Daniel e Melina repassam o histórico de seus pais e o envolvimento dos mesmos no golpe de 1964, e em seus desdobramentos, sobretudo no governo Médici. Mas e a foto da mulher morta, nua, a que a narrativa volta várias vezes?
Essa sua máquina é terrível, balbuciou, acendendo um cigarro, espalhando a fumaça pelo ar, papai tem muitas preocupações, não vamos aborrecê-lo com bobagens, e guardou as fotos numa pasta, a pasta numa gaveta, a gaveta num armário, o armário à chave (idem, p. 64).
Papai e suas muitas preocupações, resposta sintomática de uma mãe que costuma jogar para a gaveta (inconsciente) o que deve ser olvidado, aquilo a que não se deve dar ouvidos. “A verossimilhança é uma armadilha, tão fácil nos emaranharmos. Nada parece mais real do que a leitura de uma página, mas nada se desfaz tanto ao se voltar ao mundo. Nada se revela tão elaborado e artificial quanto essa organização de palavras” (idem, p. 72).
A referência anterior, à página 64 amplia a referência da máquina fotográfica à própria máquina da repressão, da qual o referido pai é parte integrante (informação quase que (re) velada no texto). As distâncias, depois disso tudo, ganham força e vigor pela metade da história. “Não me assustei, quando em vez de ver Alice, a menina do desenho ou do livro, vi a mim mesma, a moça que enxergo no espelho” (idem, p. 97).
Anoto em meu livro (já que o comprei, não o li em nenhuma biblioteca), à página 99 que a palavra espessura me dizia mais sobre o que lia, do que densidade, embora pareçam similares. E em [corpos], deparo-me com nova definição de verossimilhança que me aguça os sentidos para a construção do roteiro da escrita de Lage, a que me pego observando, tentando adivinhar o que me resta da leitura:
“… a verossimilhança só existe no mundo irreal, é construída com planejamento, um conflito, uma ação, consequência, um desejo, um movimento, tudo pensado, medido e assim nasce o mundo que não existe” (idem, p. 109). Leio, logo existe! E existe porque “o corpo pode continuar, uma árvore que afunda sem raízes” (idem, p. 127), e espalha sua mineralidade pelos vasos condutores de alimento para os galhos que dão vida a copas maravilhosas.
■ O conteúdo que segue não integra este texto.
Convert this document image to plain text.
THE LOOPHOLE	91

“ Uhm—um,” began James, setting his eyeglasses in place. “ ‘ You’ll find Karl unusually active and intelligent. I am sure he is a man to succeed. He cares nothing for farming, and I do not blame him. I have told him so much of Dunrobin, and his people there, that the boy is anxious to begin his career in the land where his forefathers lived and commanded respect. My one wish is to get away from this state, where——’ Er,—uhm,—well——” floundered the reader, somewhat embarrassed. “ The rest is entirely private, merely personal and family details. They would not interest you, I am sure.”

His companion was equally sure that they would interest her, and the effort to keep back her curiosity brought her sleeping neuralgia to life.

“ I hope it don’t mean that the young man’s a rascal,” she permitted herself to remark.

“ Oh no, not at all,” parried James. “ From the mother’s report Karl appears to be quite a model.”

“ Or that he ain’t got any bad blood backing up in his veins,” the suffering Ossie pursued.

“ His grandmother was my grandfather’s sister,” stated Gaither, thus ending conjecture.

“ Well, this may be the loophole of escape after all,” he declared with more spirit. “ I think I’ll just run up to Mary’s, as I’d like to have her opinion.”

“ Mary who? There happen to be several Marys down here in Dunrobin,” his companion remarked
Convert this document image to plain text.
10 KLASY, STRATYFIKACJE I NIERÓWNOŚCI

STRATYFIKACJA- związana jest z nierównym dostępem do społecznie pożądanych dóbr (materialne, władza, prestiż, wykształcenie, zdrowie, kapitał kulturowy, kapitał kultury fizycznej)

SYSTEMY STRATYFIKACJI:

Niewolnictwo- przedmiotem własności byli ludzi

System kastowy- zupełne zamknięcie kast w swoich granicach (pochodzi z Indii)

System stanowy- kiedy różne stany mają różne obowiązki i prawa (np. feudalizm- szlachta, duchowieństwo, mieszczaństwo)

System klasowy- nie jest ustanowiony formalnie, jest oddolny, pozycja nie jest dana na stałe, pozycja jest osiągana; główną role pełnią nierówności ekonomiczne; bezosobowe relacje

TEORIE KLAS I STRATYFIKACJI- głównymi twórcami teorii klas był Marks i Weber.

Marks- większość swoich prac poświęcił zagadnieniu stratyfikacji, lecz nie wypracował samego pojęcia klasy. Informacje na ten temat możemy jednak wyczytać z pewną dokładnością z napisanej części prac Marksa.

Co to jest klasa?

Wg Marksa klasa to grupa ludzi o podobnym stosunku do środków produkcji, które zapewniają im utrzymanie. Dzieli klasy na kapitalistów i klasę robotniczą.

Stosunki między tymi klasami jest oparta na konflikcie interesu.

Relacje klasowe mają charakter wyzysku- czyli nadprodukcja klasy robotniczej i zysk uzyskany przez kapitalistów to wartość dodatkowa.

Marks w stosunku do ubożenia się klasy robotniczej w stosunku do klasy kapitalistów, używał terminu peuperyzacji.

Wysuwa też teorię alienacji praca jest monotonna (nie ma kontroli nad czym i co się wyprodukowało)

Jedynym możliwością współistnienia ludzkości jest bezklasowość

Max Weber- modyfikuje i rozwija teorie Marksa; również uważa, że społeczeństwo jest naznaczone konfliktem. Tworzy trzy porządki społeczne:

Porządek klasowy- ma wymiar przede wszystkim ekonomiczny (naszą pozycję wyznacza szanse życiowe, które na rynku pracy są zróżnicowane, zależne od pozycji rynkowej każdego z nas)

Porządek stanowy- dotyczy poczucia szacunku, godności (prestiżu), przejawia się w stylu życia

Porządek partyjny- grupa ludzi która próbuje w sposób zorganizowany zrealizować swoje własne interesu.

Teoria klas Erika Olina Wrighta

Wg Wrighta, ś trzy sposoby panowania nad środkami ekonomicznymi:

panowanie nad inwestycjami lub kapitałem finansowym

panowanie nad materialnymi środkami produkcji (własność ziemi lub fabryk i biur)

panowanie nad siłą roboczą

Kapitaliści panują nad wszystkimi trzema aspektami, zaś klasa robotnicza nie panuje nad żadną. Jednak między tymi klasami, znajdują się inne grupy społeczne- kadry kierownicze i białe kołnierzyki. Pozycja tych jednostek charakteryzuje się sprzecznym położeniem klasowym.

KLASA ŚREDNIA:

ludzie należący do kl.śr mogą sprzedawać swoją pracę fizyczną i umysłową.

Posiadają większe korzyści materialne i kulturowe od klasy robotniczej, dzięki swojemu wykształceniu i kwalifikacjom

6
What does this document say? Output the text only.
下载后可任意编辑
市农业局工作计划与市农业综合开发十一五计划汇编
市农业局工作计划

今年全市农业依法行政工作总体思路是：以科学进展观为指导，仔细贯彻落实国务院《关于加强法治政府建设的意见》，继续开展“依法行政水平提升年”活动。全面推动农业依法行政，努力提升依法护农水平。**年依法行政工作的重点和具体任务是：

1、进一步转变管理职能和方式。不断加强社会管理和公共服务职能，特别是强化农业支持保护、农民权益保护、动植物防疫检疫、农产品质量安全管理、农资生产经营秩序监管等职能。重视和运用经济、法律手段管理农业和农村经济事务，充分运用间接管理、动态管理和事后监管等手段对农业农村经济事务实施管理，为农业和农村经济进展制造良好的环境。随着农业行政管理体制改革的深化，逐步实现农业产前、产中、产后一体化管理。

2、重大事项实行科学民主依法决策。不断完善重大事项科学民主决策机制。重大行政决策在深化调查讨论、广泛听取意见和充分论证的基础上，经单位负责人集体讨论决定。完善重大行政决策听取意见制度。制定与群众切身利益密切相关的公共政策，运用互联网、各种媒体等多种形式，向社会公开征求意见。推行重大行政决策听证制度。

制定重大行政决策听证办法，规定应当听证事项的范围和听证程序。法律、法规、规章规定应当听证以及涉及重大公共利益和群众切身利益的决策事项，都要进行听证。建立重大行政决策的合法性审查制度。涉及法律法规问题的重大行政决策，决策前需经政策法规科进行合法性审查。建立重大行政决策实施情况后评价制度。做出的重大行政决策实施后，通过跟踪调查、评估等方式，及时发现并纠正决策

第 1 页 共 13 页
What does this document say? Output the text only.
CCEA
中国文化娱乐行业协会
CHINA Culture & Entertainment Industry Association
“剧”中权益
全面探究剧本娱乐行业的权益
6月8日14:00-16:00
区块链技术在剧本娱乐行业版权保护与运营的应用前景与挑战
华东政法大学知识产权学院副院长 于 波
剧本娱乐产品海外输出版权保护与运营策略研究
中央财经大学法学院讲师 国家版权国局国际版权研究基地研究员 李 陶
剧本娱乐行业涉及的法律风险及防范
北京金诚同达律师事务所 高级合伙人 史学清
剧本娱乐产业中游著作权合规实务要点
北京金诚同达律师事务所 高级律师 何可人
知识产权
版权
O final se aproxima e como quem blefasse por 171 páginas, ela arremessa uma pedrada. “Alguém veio e tirou uma foto” (idem, p. 172). E depois outra: “Havia mais nas coisas da mãe de Melina: um certificado de curso de fotografia do exército, o nome do pai como aluno” (idem, p. 174). Está lá o corpo estendido no chão. Por fim, o golpe derradeiro: “O avô cuidou do menino, com a ajuda da vizinha. O avô tinha recomposto um fio: a filha sumira de casa grávida de poucos meses (não tinha barriga). Foi para algum lugar (onde) onde passou a gravidez (como) e teve o filho (onde quando como)”. (idem, p. 180).
Onde, quando, como, por quê; perguntas básicas para o desenvolvimento de qualquer trama, mas cujo resultado depende muito de quem está por trás das teclas do computador. Em se tratando de Claudia Lage, parece que o melhor mesmo seria levantar a plaquinha de claquete final.
REFERÊNCIA
LAGE, Claudia. O corpo interminável. Rio de Janeiro: Record, 2019.